Is it really as bad as some say? People are not changing default passwords and thus hackers control their machines if remote access is enabled in some way.
i think it is VERY BAD – as people are really looking for ways to make bad decisions:
My apologies to this person who maybe innocently was trying to make some administration easier for him, but the lack of security knowledge is apparent. One should NOT even think of creating a scenario where there is a blank password on a machine (ever – even worse for remote access).
If this machine was connected to a Credit Card Machine now you are in PCI compliance violation.
Ok, we know not to have default or blank passwords…

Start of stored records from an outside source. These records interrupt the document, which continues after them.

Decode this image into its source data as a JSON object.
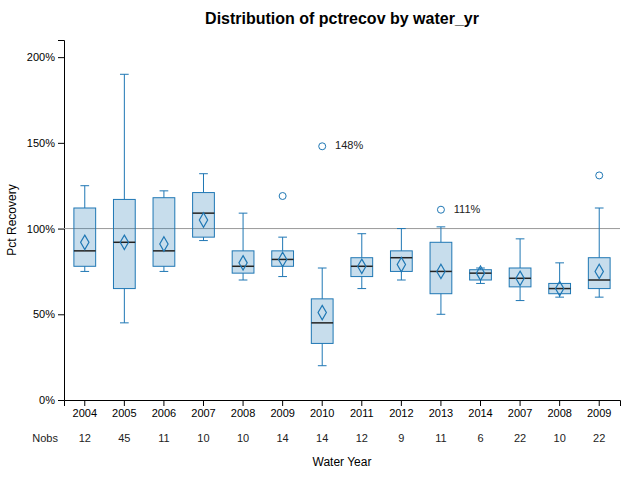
{
  "chart_data": {
    "type": "box",
    "title": "Distribution of pctrecov by water_yr",
    "xlabel": "Water Year",
    "ylabel": "Pct Recovery",
    "categories": [
      "2004",
      "2005",
      "2006",
      "2007",
      "2008",
      "2009",
      "2010",
      "2011",
      "2012",
      "2013",
      "2014",
      "2007",
      "2008",
      "2009"
    ],
    "boxes": [
      {
        "whislo": 75,
        "q1": 78,
        "med": 87,
        "q3": 112,
        "whishi": 125,
        "mean": 92,
        "fliers": []
      },
      {
        "whislo": 45,
        "q1": 65,
        "med": 92,
        "q3": 117,
        "whishi": 190,
        "mean": 92,
        "fliers": []
      },
      {
        "whislo": 75,
        "q1": 78,
        "med": 87,
        "q3": 118,
        "whishi": 122,
        "mean": 91,
        "fliers": []
      },
      {
        "whislo": 93,
        "q1": 95,
        "med": 109,
        "q3": 121,
        "whishi": 132,
        "mean": 105,
        "fliers": []
      },
      {
        "whislo": 70,
        "q1": 74,
        "med": 78,
        "q3": 87,
        "whishi": 109,
        "mean": 80,
        "fliers": []
      },
      {
        "whislo": 72,
        "q1": 78,
        "med": 82,
        "q3": 87,
        "whishi": 95,
        "mean": 82,
        "fliers": [
          119
        ]
      },
      {
        "whislo": 20,
        "q1": 33,
        "med": 45,
        "q3": 59,
        "whishi": 77,
        "mean": 51,
        "fliers": [
          148
        ],
        "flier_labels": [
          "148%"
        ]
      },
      {
        "whislo": 65,
        "q1": 72,
        "med": 78,
        "q3": 83,
        "whishi": 97,
        "mean": 78,
        "fliers": []
      },
      {
        "whislo": 70,
        "q1": 75,
        "med": 83,
        "q3": 87,
        "whishi": 100,
        "mean": 79,
        "fliers": []
      },
      {
        "whislo": 50,
        "q1": 62,
        "med": 75,
        "q3": 92,
        "whishi": 101,
        "mean": 75,
        "fliers": [
          111
        ],
        "flier_labels": [
          "111%"
        ]
      },
      {
        "whislo": 68,
        "q1": 70,
        "med": 74,
        "q3": 76,
        "whishi": 77,
        "mean": 74,
        "fliers": []
      },
      {
        "whislo": 58,
        "q1": 66,
        "med": 71,
        "q3": 77,
        "whishi": 94,
        "mean": 71,
        "fliers": []
      },
      {
        "whislo": 60,
        "q1": 62,
        "med": 65,
        "q3": 68,
        "whishi": 80,
        "mean": 65,
        "fliers": []
      },
      {
        "whislo": 60,
        "q1": 65,
        "med": 70,
        "q3": 83,
        "whishi": 112,
        "mean": 75,
        "fliers": [
          131
        ]
      }
    ],
    "nobs_label": "Nobs",
    "nobs": [
      12,
      45,
      11,
      10,
      10,
      14,
      14,
      12,
      9,
      11,
      6,
      22,
      10,
      22
    ],
    "ref_line": 100,
    "ylim": [
      0,
      210
    ],
    "yticks": [
      {
        "value": 0,
        "label": "0%"
      },
      {
        "value": 50,
        "label": "50%"
      },
      {
        "value": 100,
        "label": "100%"
      },
      {
        "value": 150,
        "label": "150%"
      },
      {
        "value": 200,
        "label": "200%"
      }
    ],
    "grid": false
  }
}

Or is it that people don’t need to change the default password as the system is not remote accessible?
Even then the default password should be changed, because physical access needs to thought of, and is not 100% foolproof.
Or is it that people think the system is not remote accessible but it really is in some way?
The last scenario may be likely if the level of sophistication is not good.
And the hackers are looking for these machines as a post from last year notes the Verizon data breach Investigations Report http://oversitesentry.com/why-are-there-cyber-security-issues/
Mentions that Remote Command Execution was found on scanned machines more than at other times.
Human error is one of the main reasons for security failures. in 2014 IBM ‘s Cyber Security Intelligence index notes “95% of all security incidents involve human error”
So how does a stakeholder (the board, CEO, exec team) make sure that human error is minimized (as it will likely never be 100% gone). It is to obvious to most: Bring in outside help to get a second or third opinion, and perform tests to see where human error can be minimized. The CISA (Certified Information Systems auditor) would review the potential risks and set up an audit to methodically find security issues.